- Artist: Alex Colville
- Year: 1967
- Medium: Acrylic Polymer Emulsion on Hardboard
- Dimensions: 53.3 x 53.5 cm

= Pacific (painting) =

Pacific is an acrylic painting by Canadian artist Alex Colville, currently held in a private collection. It was painted in Santa Cruz during the latter half of 1967 while he was teaching at the University of California. It is one of his best known works, and as of 2014, is Colville's most requested reproduction.

== Description ==
Pacific depicts a shirtless man leaning against a doorframe with his back to the viewer while he looks out to a tranquil ocean. The back of his head is cropped out of frame, keeping his identity unknown. In the foreground of the painting is a Browning Hi-Power pistol resting upon a weathered sewing table, which has a ruler embossed along one of its edges.

== Themes and Composition ==
The painting has been noted for its foreboding nature; Canadian art curator Ray Cronin highlights the tension created by the pistol in the foreground and attributes it to Colville's influence by French existentialism and post war responses to a world seemingly devoid of morality, with a final suicidal act seeming ever the more tempting. Mark Cheetham concurred and thought the gun was a sign that the man was contemplating a violent act, possibly suicide. Cheetham further noted the handgun was the service pistol used by Colville during the Second World War and that the table upon which it rests had belonged to his late mother, strongly indicating that the man in the painting is Colville himself. Upon its completion, Colville said of it "I don't think the painting is about suicide". He further explained that "I think of the gun and the table as being necessary parts of life, upon which it is sometimes possible to turn one's back".

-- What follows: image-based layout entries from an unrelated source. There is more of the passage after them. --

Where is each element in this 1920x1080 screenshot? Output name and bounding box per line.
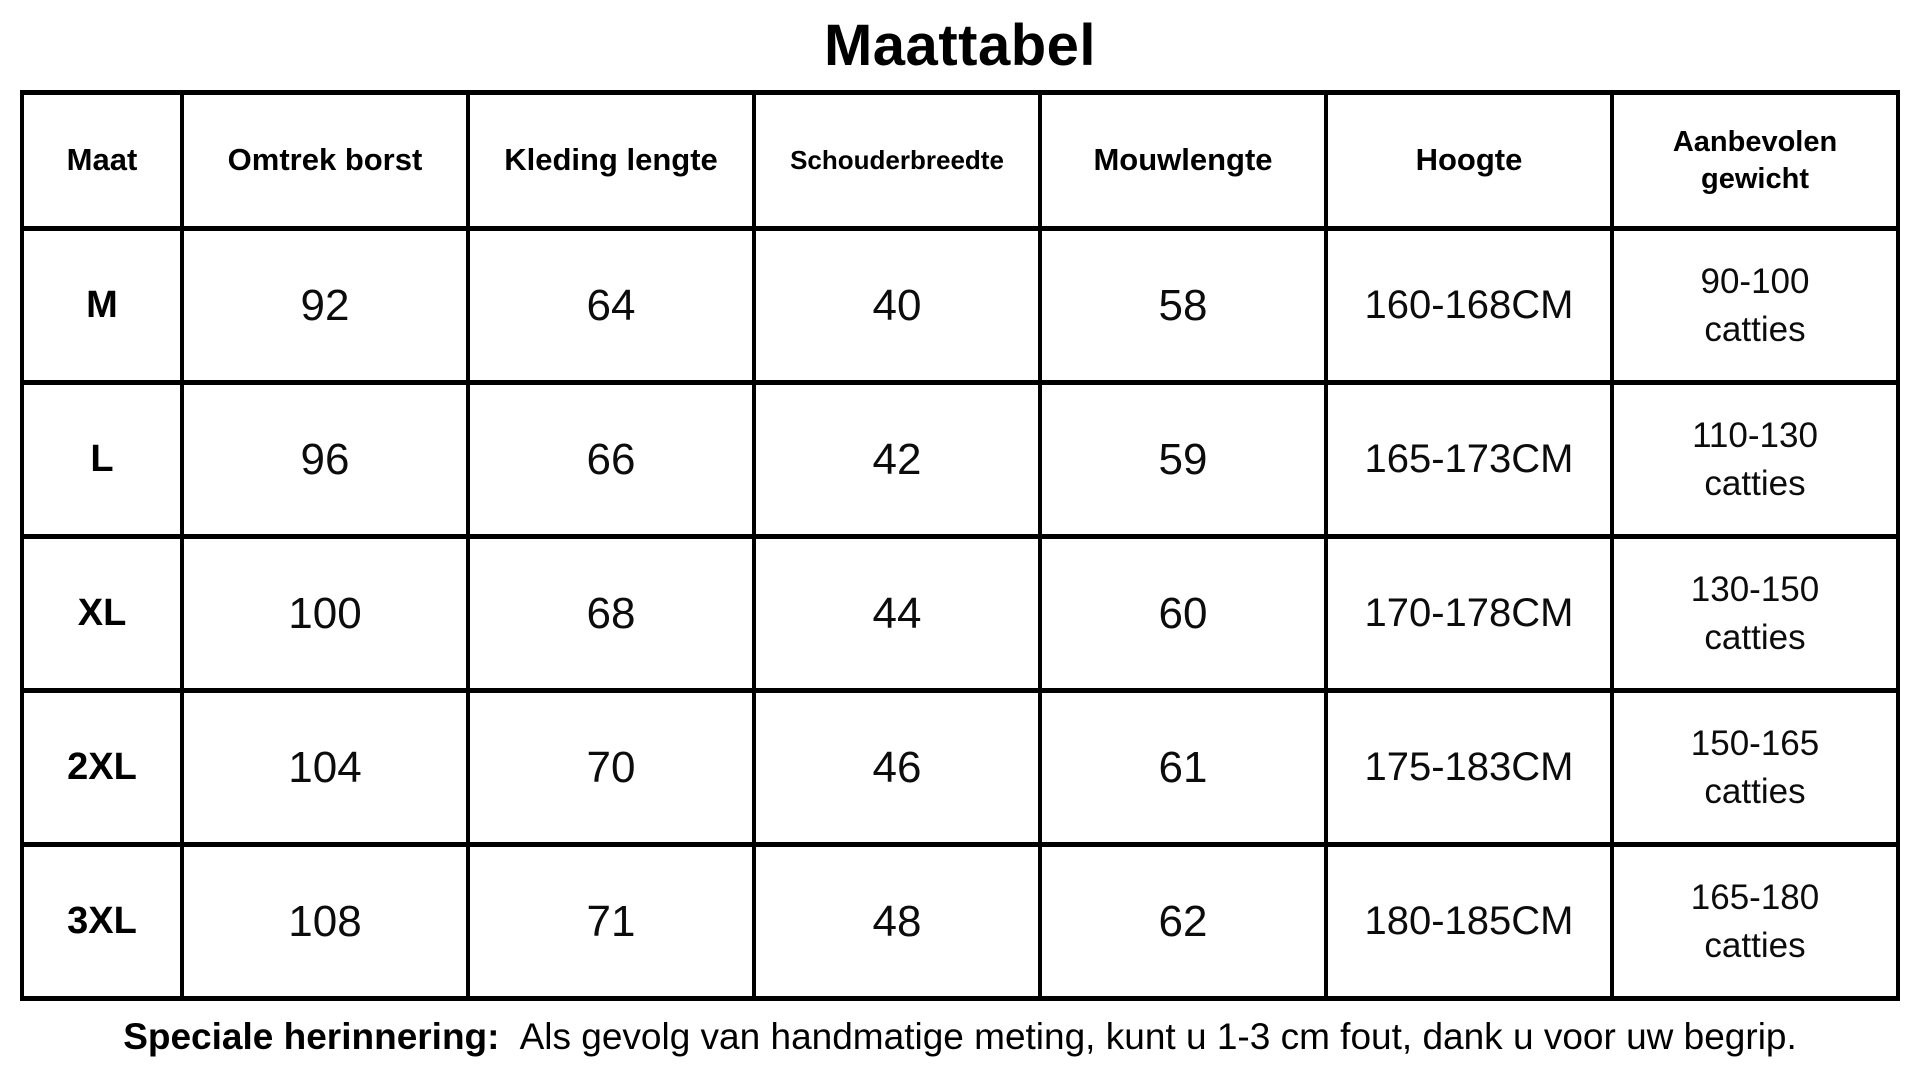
cell-size: 2XL [20,688,184,847]
cell-weight: 110-130 catties [1610,380,1900,539]
cell-height: 180-185CM [1324,842,1614,1001]
special-note: Speciale herinnering: Als gevolg van han… [0,1015,1920,1059]
cell-sleeve-length: 62 [1038,842,1328,1001]
page-title: Maattabel [823,12,1096,78]
cell-chest: 104 [180,688,470,847]
cell-chest: 92 [180,226,470,385]
cell-weight: 130-150 catties [1610,534,1900,693]
size-table: Maat Omtrek borst Kleding lengte Schoude… [20,90,1900,1001]
cell-sleeve-length: 58 [1038,226,1328,385]
cell-shoulder-width: 46 [752,688,1042,847]
cell-height: 160-168CM [1324,226,1614,385]
column-header-omtrek-borst: Omtrek borst [180,90,470,231]
cell-sleeve-length: 59 [1038,380,1328,539]
column-header-mouwlengte: Mouwlengte [1038,90,1328,231]
cell-height: 170-178CM [1324,534,1614,693]
cell-height: 175-183CM [1324,688,1614,847]
cell-size: L [20,380,184,539]
table-row-2xl: 2XL 104 70 46 61 175-183CM 150-165 catti… [20,688,1900,847]
cell-sleeve-length: 60 [1038,534,1328,693]
cell-shoulder-width: 40 [752,226,1042,385]
table-row-m: M 92 64 40 58 160-168CM 90-100 catties [20,226,1900,385]
column-header-maat: Maat [20,90,184,231]
cell-weight: 90-100 catties [1610,226,1900,385]
cell-garment-length: 68 [466,534,756,693]
header-row: Maat Omtrek borst Kleding lengte Schoude… [20,90,1900,231]
cell-garment-length: 66 [466,380,756,539]
cell-garment-length: 64 [466,226,756,385]
column-header-hoogte: Hoogte [1324,90,1614,231]
table-row-3xl: 3XL 108 71 48 62 180-185CM 165-180 catti… [20,842,1900,1001]
cell-chest: 100 [180,534,470,693]
table-row-xl: XL 100 68 44 60 170-178CM 130-150 cattie… [20,534,1900,693]
table-row-l: L 96 66 42 59 165-173CM 110-130 catties [20,380,1900,539]
cell-size: XL [20,534,184,693]
cell-weight: 165-180 catties [1610,842,1900,1001]
special-note-text: Als gevolg van handmatige meting, kunt u… [519,1016,1797,1057]
cell-chest: 108 [180,842,470,1001]
cell-height: 165-173CM [1324,380,1614,539]
special-note-label: Speciale herinnering: [123,1016,500,1057]
column-header-aanbevolen-gewicht: Aanbevolen gewicht [1610,90,1900,231]
column-header-kleding-lengte: Kleding lengte [466,90,756,231]
cell-weight: 150-165 catties [1610,688,1900,847]
cell-shoulder-width: 48 [752,842,1042,1001]
cell-size: M [20,226,184,385]
cell-chest: 96 [180,380,470,539]
cell-sleeve-length: 61 [1038,688,1328,847]
cell-shoulder-width: 44 [752,534,1042,693]
cell-garment-length: 70 [466,688,756,847]
cell-shoulder-width: 42 [752,380,1042,539]
cell-garment-length: 71 [466,842,756,1001]
cell-size: 3XL [20,842,184,1001]
column-header-schouderbreedte: Schouderbreedte [752,90,1042,231]
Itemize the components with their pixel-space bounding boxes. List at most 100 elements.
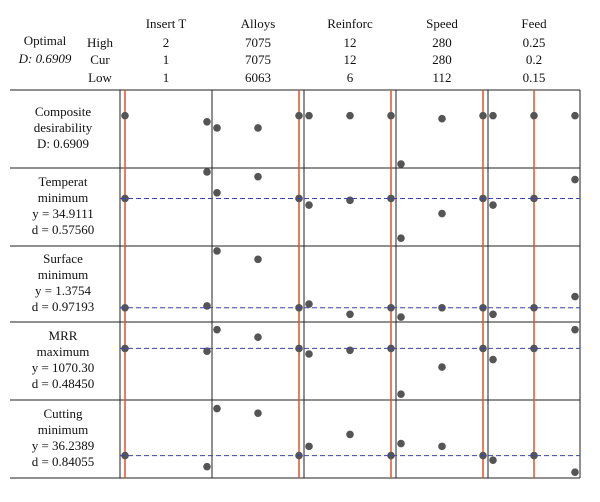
response-point [305,350,313,358]
response-point [203,117,211,126]
factor-low: 0.15 [523,70,546,85]
response-value: y = 34.9111 [32,206,94,221]
response-name: Temperat [39,174,88,189]
response-point [530,111,538,120]
response-point [438,114,446,123]
response-point [213,124,221,132]
factor-low: 1 [163,70,170,85]
optimal-d: D: 0.6909 [18,51,72,66]
cur-label: Cur [90,52,110,67]
factor-name: Reinforc [327,16,373,31]
response-point [254,333,262,342]
response-point [479,111,487,120]
factor-cur: 12 [344,52,357,67]
response-point [489,111,497,120]
response-point [530,344,538,353]
response-point [121,111,129,120]
factor-high: 280 [432,35,452,50]
response-point [346,346,354,355]
factor-high: 7075 [245,35,271,50]
response-point [305,111,313,120]
response-point [305,300,313,308]
factor-high: 0.25 [523,35,546,50]
response-point [489,310,497,319]
response-point [213,188,221,197]
response-point [387,303,395,312]
response-point [489,456,497,464]
response-point [571,292,579,301]
response-point [213,404,221,413]
response-point [530,303,538,312]
response-point [571,175,579,184]
response-point [254,255,262,264]
response-point [438,442,446,451]
response-point [305,442,313,451]
factor-name: Alloys [241,16,276,31]
response-point [213,325,221,334]
response-point [254,124,262,132]
response-point [203,462,211,471]
factor-low: 112 [432,70,451,85]
response-point [438,363,446,371]
response-d: d = 0.84055 [32,454,95,469]
response-point [397,313,405,321]
factor-name: Speed [426,16,458,31]
response-desirability: D: 0.6909 [37,136,89,151]
response-point [489,355,497,364]
low-label: Low [88,70,112,85]
response-name: minimum [38,267,89,282]
response-point [203,347,211,356]
response-point [397,439,405,448]
response-point [571,111,579,120]
factor-cur: 0.2 [526,52,542,67]
response-point [530,194,538,203]
response-point [295,111,303,120]
response-point [254,172,262,181]
response-name: Composite [35,104,92,119]
response-point [346,196,354,205]
response-point [387,344,395,353]
response-point [397,390,405,398]
response-name: Surface [43,251,83,266]
response-name: minimum [38,190,89,205]
factor-low: 6063 [245,70,271,85]
response-value: y = 1.3754 [35,283,92,298]
factor-cur: 280 [432,52,452,67]
response-d: d = 0.97193 [32,299,95,314]
factor-high: 12 [344,35,357,50]
response-point [346,310,354,319]
response-point [530,451,538,460]
response-name: Cutting [43,406,83,421]
response-name: maximum [37,344,90,359]
response-point [387,111,395,120]
response-point [346,111,354,120]
response-point [346,430,354,439]
response-d: d = 0.57560 [32,222,95,237]
response-point [397,160,405,168]
response-value: y = 36.2389 [32,438,95,453]
response-point [397,234,405,242]
optimal-label: Optimal [24,33,67,48]
response-point [387,451,395,460]
response-name: MRR [49,328,78,343]
factor-cur: 1 [163,52,170,67]
response-name: minimum [38,422,89,437]
response-point [571,325,579,334]
response-point [305,201,313,209]
factor-cur: 7075 [245,52,271,67]
factor-low: 6 [347,70,354,85]
factor-high: 2 [163,35,170,50]
response-point [387,194,395,203]
factor-name: Insert T [146,16,187,31]
high-label: High [87,35,114,50]
response-point [489,201,497,209]
response-point [203,168,211,176]
response-value: y = 1070.30 [32,360,95,375]
response-point [438,209,446,218]
response-point [254,409,262,418]
response-d: d = 0.48450 [32,376,95,391]
response-point [203,302,211,310]
factor-name: Feed [521,16,547,31]
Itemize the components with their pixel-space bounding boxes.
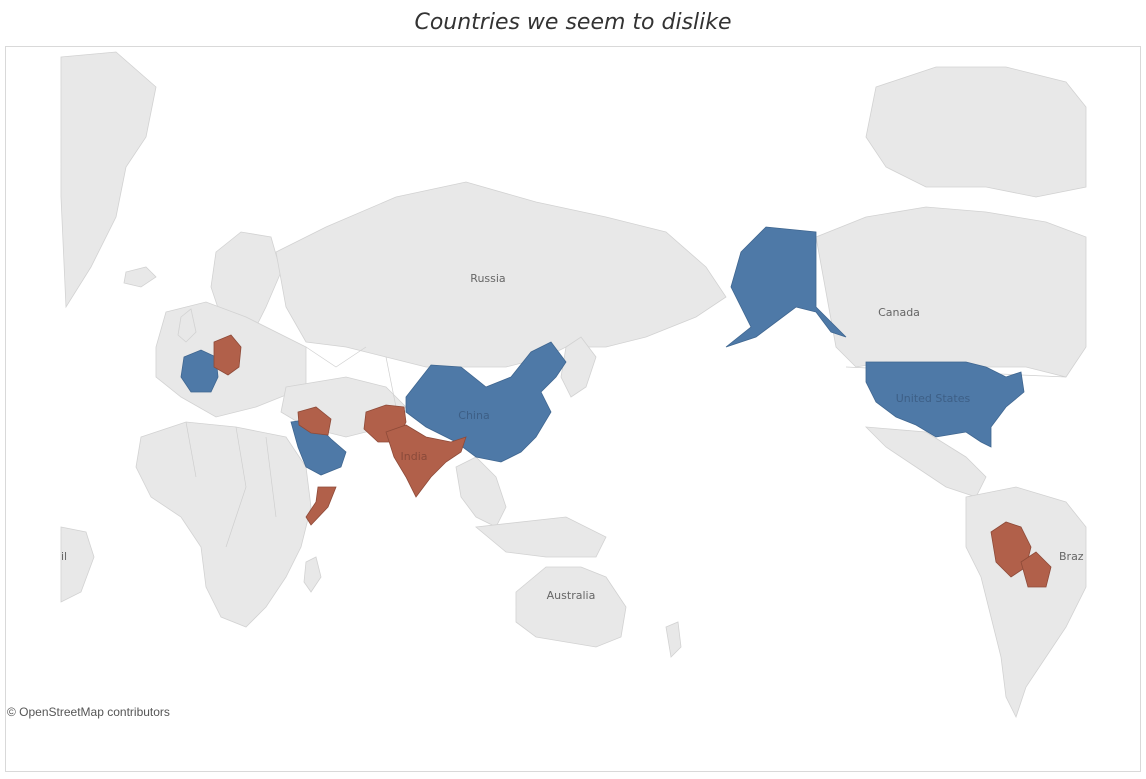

Others have noted the motif of measurement, seen in the ruler embossed into the surface of the table, and the watch on the man's left wrist, which he keeps at arms length, perhaps wanting to avoid an accidental glimpse of the time. The man pays little attention to the instruments of measurement, instead opting to turn his back to the them in order to contemplate the gently swaying ocean. The obscured watch face is augmented by Colville's neutral lighting, making it as difficult for the viewer to judge the time of day as it is for the man in ignorance of his watch. Cronin points out that the Pacific was originally named as Mar Pacífico by Ferdinand Magellan, meaning peaceful sea in Portuguese.

== Influence and Legacy ==
Cronin described the scene as being "evocative" and "powerful", being one of Colville's "most overtly dramatic paintings since Horse and Train". The painting served as inspiration for a definitive shot in Michael Mann's 1995 film Heat, with actor Robert De Niro leaving a handgun on a table before assuming a similar pose to the man in Colville's painting. Mann said he chose Colville's work as a basis for his shot as he thought that within the painting was a man who lived a life steeped in "aggression and action", and yet privately, he was also in a "condition of loneliness".